Syk is required for HC IgE-induced cytokine production and IgE-induced survival. (A) Lyn^–/– or syk^–/– BMCMC and control (WT) cells were incubated with the indicated IgEs for 8 h before measurement of IL-6. For comparison, cells were sensitized overnight with 0.5 μg/ml 206 IgE and stimulated with 100 ng/ml DNP₂₁ HSA for 8 h. (B) Lyn^–/– or syk^–/– BMCMC were incubated with the indicated IgEs (5 μg/ml) but without IL-3 for 3 days before survival assays.

Fig. 5.

Effects of IgE on mast cell numbers in vivo. Hybridoma cells secreting H1 DNP-ε-206 or H1 DNP-ε-26 IgE and hybridoma cells secreting anti-DNP IgG2b or PBS were inoculated i.p. into CAF1/J mice. Mice were killed 2 weeks later.

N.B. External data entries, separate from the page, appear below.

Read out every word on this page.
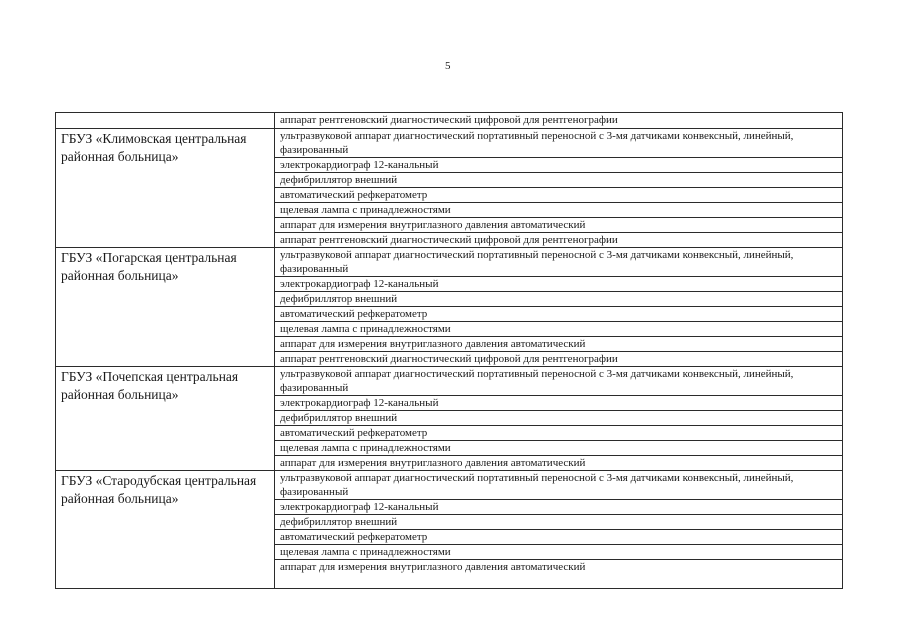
5
	аппарат рентгеновский диагностический цифровой для рентгенографии
ГБУЗ «Климовская центральная районная больница»	ультразвуковой аппарат диагностический портативный переносной с 3-мя датчиками конвексный, линейный, фазированный
	электрокардиограф 12-канальный
	дефибриллятор внешний
	автоматический рефкератометр
	щелевая лампа с принадлежностями
	аппарат для измерения внутриглазного давления автоматический
	аппарат рентгеновский диагностический цифровой для рентгенографии
ГБУЗ «Погарская центральная районная больница»	ультразвуковой аппарат диагностический портативный переносной с 3-мя датчиками конвексный, линейный, фазированный
	электрокардиограф 12-канальный
	дефибриллятор внешний
	автоматический рефкератометр
	щелевая лампа с принадлежностями
	аппарат для измерения внутриглазного давления автоматический
	аппарат рентгеновский диагностический цифровой для рентгенографии
ГБУЗ «Почепская центральная районная больница»	ультразвуковой аппарат диагностический портативный переносной с 3-мя датчиками конвексный, линейный, фазированный
	электрокардиограф 12-канальный
	дефибриллятор внешний
	автоматический рефкератометр
	щелевая лампа с принадлежностями
	аппарат для измерения внутриглазного давления автоматический
ГБУЗ «Стародубская центральная районная больница»	ультразвуковой аппарат диагностический портативный переносной с 3-мя датчиками конвексный, линейный, фазированный
	электрокардиограф 12-канальный
	дефибриллятор внешний
	автоматический рефкератометр
	щелевая лампа с принадлежностями
	аппарат для измерения внутриглазного давления автоматический
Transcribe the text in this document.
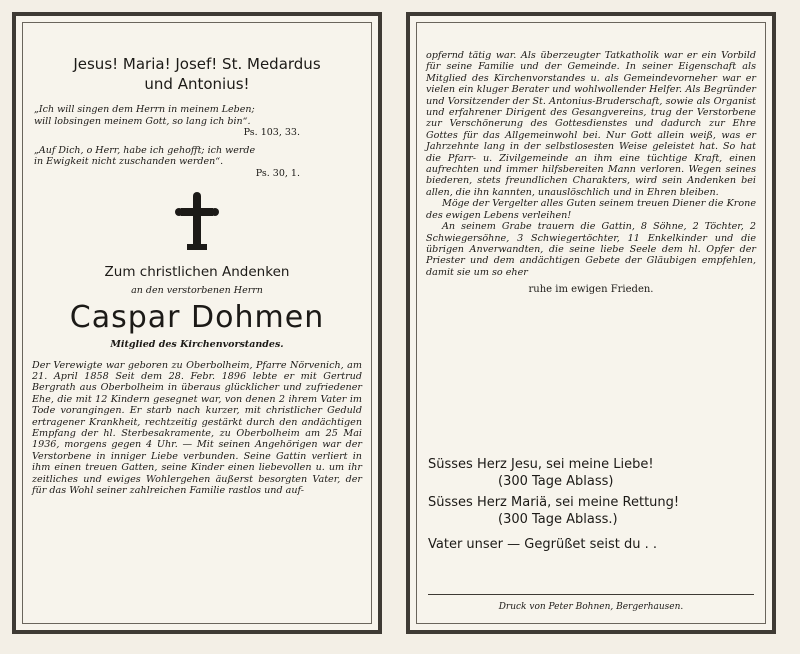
Jesus! Maria! Josef! St. Medardus
und Antonius!
„Ich will singen dem Herrn in meinem Leben;
will lobsingen meinem Gott, so lang ich bin“.
Ps. 103, 33.
„Auf Dich, o Herr, habe ich gehofft; ich werde
in Ewigkeit nicht zuschanden werden“.
Ps. 30, 1.
Zum christlichen Andenken
an den verstorbenen Herrn
Caspar Dohmen
Mitglied des Kirchenvorstandes.
Der Verewigte war geboren zu Oberbolheim, Pfarre Nörvenich, am 21. April 1858 Seit dem 28. Febr. 1896 lebte er mit Gertrud Bergrath aus Oberbolheim in überaus glücklicher und zufriedener Ehe, die mit 12 Kindern gesegnet war, von denen 2 ihrem Vater im Tode vorangingen. Er starb nach kurzer, mit christlicher Geduld ertragener Krankheit, rechtzeitig gestärkt durch den andächtigen Empfang der hl. Sterbesakramente, zu Oberbolheim am 25 Mai 1936, morgens gegen 4 Uhr. — Mit seinen Angehörigen war der Verstorbene in inniger Liebe verbunden. Seine Gattin verliert in ihm einen treuen Gatten, seine Kinder einen liebevollen u. um ihr zeitliches und ewiges Wohlergehen äußerst besorgten Vater, der für das Wohl seiner zahlreichen Familie rastlos und auf-
opfernd tätig war. Als überzeugter Tatkatholik war er ein Vorbild für seine Familie und der Gemeinde. In seiner Eigenschaft als Mitglied des Kirchenvorstandes u. als Gemeindevorneher war er vielen ein kluger Berater und wohlwollender Helfer. Als Begründer und Vorsitzender der St. Antonius-Bruderschaft, sowie als Organist und erfahrener Dirigent des Gesangvereins, trug der Verstorbene zur Verschönerung des Gottesdienstes und dadurch zur Ehre Gottes für das Allgemeinwohl bei. Nur Gott allein weiß, was er Jahrzehnte lang in der selbstlosesten Weise geleistet hat. So hat die Pfarr- u. Zivilgemeinde an ihm eine tüchtige Kraft, einen aufrechten und immer hilfsbereiten Mann verloren. Wegen seines biederen, stets freundlichen Charakters, wird sein Andenken bei allen, die ihn kannten, unauslöschlich und in Ehren bleiben.
Möge der Vergelter alles Guten seinem treuen Diener die Krone des ewigen Lebens verleihen!
An seinem Grabe trauern die Gattin, 8 Söhne, 2 Töchter, 2 Schwiegersöhne, 3 Schwiegertöchter, 11 Enkelkinder und die übrigen Anverwandten, die seine liebe Seele dem hl. Opfer der Priester und dem andächtigen Gebete der Gläubigen empfehlen, damit sie um so eher
ruhe im ewigen Frieden.
Süsses Herz Jesu, sei meine Liebe!
(300 Tage Ablass)
Süsses Herz Mariä, sei meine Rettung!
(300 Tage Ablass.)
Vater unser — Gegrüßet seist du . .
Druck von Peter Bohnen, Bergerhausen.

Serum IgE and IgG2b levels were measured by ELISA, and mast cells were counted in various tissues. (A) Data for the stomach are shown for two of three separate experiments performed. (Left) n = 6–8. (Right) n = 4. Asterisks indicate statistical significance; P < 0.05 vs. values in PBS-injected mice. (B) Correlation coefficients for mast cell numbers in the stomach mucosa and serum Ig from the experiment shown on the right in A were 0.534 (P = 0.0077) for serum IgE and 0.243 (P = 0.2675) for serum IgG2b.